EDIT: I'm learning a lot today! I tried both the approaches outlined below (DataKinds and phantom types, which have dummy value constructors that can be removed with another extension), and they both work! Then I tried to go a little further. They both let you make a nested type TmpFile (ListOf a) in addition to regular TmpFile a, which is cool. But I've tentatively decided to go with plain phantom types (intact value constructors), because you can pattern match on them. For example, I was surprised that this actually works:

data Spreadsheet = Spreadsheet deriving Show
data Picture     = Picture     deriving Show
data Video       = Video       deriving Show
data ListOf a    = ListOf a    deriving Show

data TmpFile a = TmpFile a FilePath
  deriving Show

videoPath :: TmpFile Video -> FilePath
videoPath (TmpFile Video p) = p

-- read a file that contains a list of filenames of type a,
-- and return them as individual typed tmpfiles
listFiles :: TmpFile (ListOf a) -> IO [TmpFile a]
listFiles (TmpFile (ListOf fmt) path) = do
  txt <- readFile path
  let paths = map (TmpFile fmt) (lines txt)
  return paths

vidPath :: TmpFile Video
vidPath = TmpFile Video "video1.txt"

-- $ cat videos.txt
-- video1.avi
-- video2.avi
vidsList :: TmpFile (ListOf Video)
vidsList = TmpFile (ListOf Video) "videos.txt"

main :: IO [FilePath]
main = do
  paths <- listFiles vidsList  -- [TmpFile Video "video1.avi",TmpFile Video "video2.avi"]
  return $ map videoPath paths -- ["video1.avi","video2.avi"]

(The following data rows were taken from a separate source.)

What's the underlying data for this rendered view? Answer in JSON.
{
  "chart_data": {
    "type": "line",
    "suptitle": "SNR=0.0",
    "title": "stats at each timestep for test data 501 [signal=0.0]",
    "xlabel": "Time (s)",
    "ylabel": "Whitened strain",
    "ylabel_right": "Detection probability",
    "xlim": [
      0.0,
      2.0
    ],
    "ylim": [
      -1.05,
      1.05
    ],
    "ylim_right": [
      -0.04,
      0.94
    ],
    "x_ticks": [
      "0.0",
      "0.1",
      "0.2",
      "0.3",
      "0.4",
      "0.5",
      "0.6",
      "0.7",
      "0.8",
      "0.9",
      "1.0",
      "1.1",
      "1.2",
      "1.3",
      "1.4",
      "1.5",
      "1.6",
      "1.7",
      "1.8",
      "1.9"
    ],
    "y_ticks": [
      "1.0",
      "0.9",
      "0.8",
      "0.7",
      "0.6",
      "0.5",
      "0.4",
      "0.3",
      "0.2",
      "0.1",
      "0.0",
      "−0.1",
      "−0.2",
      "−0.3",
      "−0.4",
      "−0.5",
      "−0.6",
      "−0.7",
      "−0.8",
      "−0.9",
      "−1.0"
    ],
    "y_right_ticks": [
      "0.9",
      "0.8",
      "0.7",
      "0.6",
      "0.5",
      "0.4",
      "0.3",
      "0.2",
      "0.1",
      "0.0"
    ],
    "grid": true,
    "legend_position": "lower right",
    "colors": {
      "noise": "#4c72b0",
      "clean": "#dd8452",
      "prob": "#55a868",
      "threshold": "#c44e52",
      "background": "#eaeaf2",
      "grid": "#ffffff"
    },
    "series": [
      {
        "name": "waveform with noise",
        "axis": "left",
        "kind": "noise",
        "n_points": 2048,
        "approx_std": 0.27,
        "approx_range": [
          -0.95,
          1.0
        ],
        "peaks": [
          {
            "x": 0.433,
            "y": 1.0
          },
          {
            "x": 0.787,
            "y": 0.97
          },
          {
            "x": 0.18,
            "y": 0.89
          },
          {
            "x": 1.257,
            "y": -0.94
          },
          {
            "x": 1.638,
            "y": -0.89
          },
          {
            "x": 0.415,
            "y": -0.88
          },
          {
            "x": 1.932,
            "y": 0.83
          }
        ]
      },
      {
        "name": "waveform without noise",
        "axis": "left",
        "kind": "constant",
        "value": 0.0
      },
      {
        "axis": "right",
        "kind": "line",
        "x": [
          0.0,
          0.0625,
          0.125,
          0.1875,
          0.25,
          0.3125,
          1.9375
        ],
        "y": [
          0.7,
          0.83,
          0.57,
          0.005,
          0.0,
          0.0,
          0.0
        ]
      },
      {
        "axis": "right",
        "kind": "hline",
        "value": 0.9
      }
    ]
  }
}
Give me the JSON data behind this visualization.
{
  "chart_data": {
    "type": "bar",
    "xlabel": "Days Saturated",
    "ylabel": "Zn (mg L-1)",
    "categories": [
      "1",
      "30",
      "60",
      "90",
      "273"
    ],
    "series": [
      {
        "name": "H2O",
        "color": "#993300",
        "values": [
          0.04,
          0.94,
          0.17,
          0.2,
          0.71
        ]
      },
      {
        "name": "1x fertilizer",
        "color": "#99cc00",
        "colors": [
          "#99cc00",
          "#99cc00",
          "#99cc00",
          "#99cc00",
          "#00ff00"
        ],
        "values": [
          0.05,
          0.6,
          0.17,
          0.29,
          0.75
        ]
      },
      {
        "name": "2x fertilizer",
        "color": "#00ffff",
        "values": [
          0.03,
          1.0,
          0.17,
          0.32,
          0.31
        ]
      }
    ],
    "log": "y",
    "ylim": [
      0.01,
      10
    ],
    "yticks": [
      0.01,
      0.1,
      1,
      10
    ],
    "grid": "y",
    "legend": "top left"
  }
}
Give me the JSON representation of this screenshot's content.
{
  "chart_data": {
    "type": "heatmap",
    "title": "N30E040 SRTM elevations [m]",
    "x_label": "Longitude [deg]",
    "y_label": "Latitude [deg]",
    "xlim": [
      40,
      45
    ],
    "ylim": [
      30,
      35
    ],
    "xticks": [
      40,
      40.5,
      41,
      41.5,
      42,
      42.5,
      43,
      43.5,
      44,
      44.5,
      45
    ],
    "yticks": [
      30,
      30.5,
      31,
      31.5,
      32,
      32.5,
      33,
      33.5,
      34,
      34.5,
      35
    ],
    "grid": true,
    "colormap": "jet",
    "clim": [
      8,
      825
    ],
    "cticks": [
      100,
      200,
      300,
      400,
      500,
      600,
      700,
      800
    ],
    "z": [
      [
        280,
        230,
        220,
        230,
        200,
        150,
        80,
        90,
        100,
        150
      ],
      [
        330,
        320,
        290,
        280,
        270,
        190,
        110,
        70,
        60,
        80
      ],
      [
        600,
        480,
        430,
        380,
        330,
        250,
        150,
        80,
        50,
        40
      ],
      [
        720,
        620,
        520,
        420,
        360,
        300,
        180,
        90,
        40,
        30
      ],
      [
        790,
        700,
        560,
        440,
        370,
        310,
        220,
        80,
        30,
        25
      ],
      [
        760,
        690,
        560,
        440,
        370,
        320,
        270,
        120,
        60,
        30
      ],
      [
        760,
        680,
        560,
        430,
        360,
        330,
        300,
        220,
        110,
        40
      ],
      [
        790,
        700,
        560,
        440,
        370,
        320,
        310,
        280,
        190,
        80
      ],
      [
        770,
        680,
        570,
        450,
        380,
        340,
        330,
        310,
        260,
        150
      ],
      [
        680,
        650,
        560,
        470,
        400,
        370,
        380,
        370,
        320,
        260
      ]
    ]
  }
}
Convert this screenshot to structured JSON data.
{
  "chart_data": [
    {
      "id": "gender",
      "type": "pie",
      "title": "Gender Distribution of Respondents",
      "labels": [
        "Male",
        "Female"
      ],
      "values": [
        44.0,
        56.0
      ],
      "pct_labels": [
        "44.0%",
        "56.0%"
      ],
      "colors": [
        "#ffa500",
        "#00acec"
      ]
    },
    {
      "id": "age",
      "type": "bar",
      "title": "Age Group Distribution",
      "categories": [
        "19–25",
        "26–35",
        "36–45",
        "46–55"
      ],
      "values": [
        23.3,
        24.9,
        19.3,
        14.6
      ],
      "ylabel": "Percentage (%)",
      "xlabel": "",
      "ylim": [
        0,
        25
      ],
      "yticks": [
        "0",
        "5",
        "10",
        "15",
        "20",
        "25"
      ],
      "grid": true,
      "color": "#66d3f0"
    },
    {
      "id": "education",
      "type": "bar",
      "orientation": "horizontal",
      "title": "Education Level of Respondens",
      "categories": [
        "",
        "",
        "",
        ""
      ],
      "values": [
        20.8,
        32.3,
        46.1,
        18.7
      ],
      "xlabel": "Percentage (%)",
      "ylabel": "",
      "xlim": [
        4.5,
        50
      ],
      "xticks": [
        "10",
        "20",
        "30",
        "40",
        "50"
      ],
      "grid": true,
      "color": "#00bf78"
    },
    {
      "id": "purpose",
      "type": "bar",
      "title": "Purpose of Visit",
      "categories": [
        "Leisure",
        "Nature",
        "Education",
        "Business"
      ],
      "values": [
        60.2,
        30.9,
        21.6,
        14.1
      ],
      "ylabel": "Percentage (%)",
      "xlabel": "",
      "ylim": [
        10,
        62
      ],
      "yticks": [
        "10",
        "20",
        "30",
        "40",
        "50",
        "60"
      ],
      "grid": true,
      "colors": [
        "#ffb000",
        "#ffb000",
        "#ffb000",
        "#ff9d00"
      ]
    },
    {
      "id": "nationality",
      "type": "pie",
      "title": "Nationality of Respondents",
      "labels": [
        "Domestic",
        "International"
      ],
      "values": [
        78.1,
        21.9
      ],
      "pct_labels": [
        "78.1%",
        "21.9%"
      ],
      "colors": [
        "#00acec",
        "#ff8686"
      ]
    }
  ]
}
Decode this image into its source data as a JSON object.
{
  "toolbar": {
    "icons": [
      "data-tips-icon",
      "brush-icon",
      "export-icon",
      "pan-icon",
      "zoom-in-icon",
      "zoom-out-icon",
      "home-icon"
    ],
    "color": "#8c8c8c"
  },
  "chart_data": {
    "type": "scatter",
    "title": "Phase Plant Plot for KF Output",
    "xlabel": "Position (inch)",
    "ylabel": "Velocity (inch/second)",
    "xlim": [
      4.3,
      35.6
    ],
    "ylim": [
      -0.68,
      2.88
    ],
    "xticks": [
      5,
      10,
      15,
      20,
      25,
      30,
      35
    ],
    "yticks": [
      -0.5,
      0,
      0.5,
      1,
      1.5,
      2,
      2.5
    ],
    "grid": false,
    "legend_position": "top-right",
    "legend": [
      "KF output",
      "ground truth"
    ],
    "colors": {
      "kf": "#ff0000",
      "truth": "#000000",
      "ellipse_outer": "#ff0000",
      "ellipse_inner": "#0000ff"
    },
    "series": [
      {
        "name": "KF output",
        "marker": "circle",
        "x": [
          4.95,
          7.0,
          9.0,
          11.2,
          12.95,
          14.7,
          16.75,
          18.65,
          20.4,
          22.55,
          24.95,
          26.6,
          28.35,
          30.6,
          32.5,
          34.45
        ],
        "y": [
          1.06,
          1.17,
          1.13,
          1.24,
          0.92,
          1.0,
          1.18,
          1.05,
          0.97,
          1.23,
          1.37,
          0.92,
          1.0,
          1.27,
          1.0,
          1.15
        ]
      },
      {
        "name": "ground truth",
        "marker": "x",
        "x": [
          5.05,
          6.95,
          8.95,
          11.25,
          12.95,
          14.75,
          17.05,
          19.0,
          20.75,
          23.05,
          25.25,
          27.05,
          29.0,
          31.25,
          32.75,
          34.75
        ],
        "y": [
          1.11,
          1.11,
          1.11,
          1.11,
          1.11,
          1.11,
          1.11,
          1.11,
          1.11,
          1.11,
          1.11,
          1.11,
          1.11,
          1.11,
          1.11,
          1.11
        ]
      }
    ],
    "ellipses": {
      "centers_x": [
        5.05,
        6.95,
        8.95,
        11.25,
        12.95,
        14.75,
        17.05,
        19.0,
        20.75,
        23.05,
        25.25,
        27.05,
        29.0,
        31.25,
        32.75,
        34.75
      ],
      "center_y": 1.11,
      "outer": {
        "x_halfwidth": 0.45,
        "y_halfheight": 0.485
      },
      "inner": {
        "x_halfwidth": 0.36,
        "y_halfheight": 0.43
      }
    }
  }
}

As far as I can tell, the equivalent with DataKinds is very similar, but can't access fmt as a value:

{-# LANGUAGE DataKinds, KindSignatures #-}

data FileFormat
  = Spreadsheet
  | Picture
  | Video
  | ListOf FileFormat
  deriving Show

data TmpFile (a :: FileFormat) = TmpFile FilePath
  deriving Show

vidPath :: TmpFile Video
vidPath = TmpFile "video.avi"

vidsList :: TmpFile (ListOf Video)
vidsList = TmpFile "videos.txt"

videoPath :: TmpFile Video -> FilePath
videoPath (TmpFile p) = p

listFiles :: TmpFile (ListOf a) -> IO [TmpFile a]
listFiles (TmpFile path) = do
  txt <- readFile path
  let paths = map TmpFile (lines txt)
  return paths

main :: IO [FilePath]
main = do
  paths <- listFiles vidsList
  return $ map videoPath paths

(It may seem like a weird thing to want, but my actual program is going to be an interpreter for a small language that compiles to Shake rules with a tmpfile corresponding to each variable, so typed lists of tmpfiles will be useful)

Does that seem right? I like the idea of DataKinds better, so I would go with it instead if I could inspect them as values, or if it turns out that's never needed.


Solution

  • You're right: with -XDataKinds, the TmpFile Video -> FilePath approach would work. And indeed I think this may be a good application for that extension.

    {-# LANGUAGE DataKinds #-}
    
    data TmpFile (a :: FileFormat) = TmpFile FilePath
      deriving Show
    
    videoPath :: TmpFile Video -> FilePath
    

    The reason you need this extension to write TmpFile Video is that the constructors of FileFormat are ab initio value-level (thus only exist at runtime), while TmpFile is type-level / compile-time.

    Of course there's another way to generate type-level entities: define types!

    data Spreadsheet = Spreadsheet
    data Picture = Picture
    data Video = Video
    
    data TmpFile a = TmpFile a FilePath
      deriving Show
    
    videoPath :: TmpFile Video -> FilePath
    

    Such types are called phantom types. But really, they're a bit of a hack to work around the former lack of proper type-level values, which DataKinds has now given us. So, unless you need compatibility with old compilers, do use DataKinds!

    An alternative would be to not enforce the file type at compile time, but simply make it explicit that the functions are partial.

    data TmpFile = TmpFile FileFormat FilePath
      deriving Show
    
    videoPath :: TmpFile -> Maybe FilePath
    videoPath (TmpFile Video p) = p
    videoPath _ = Nothing
    

    In fact, that approach might well be the more rational one, depending on what you're planning to do.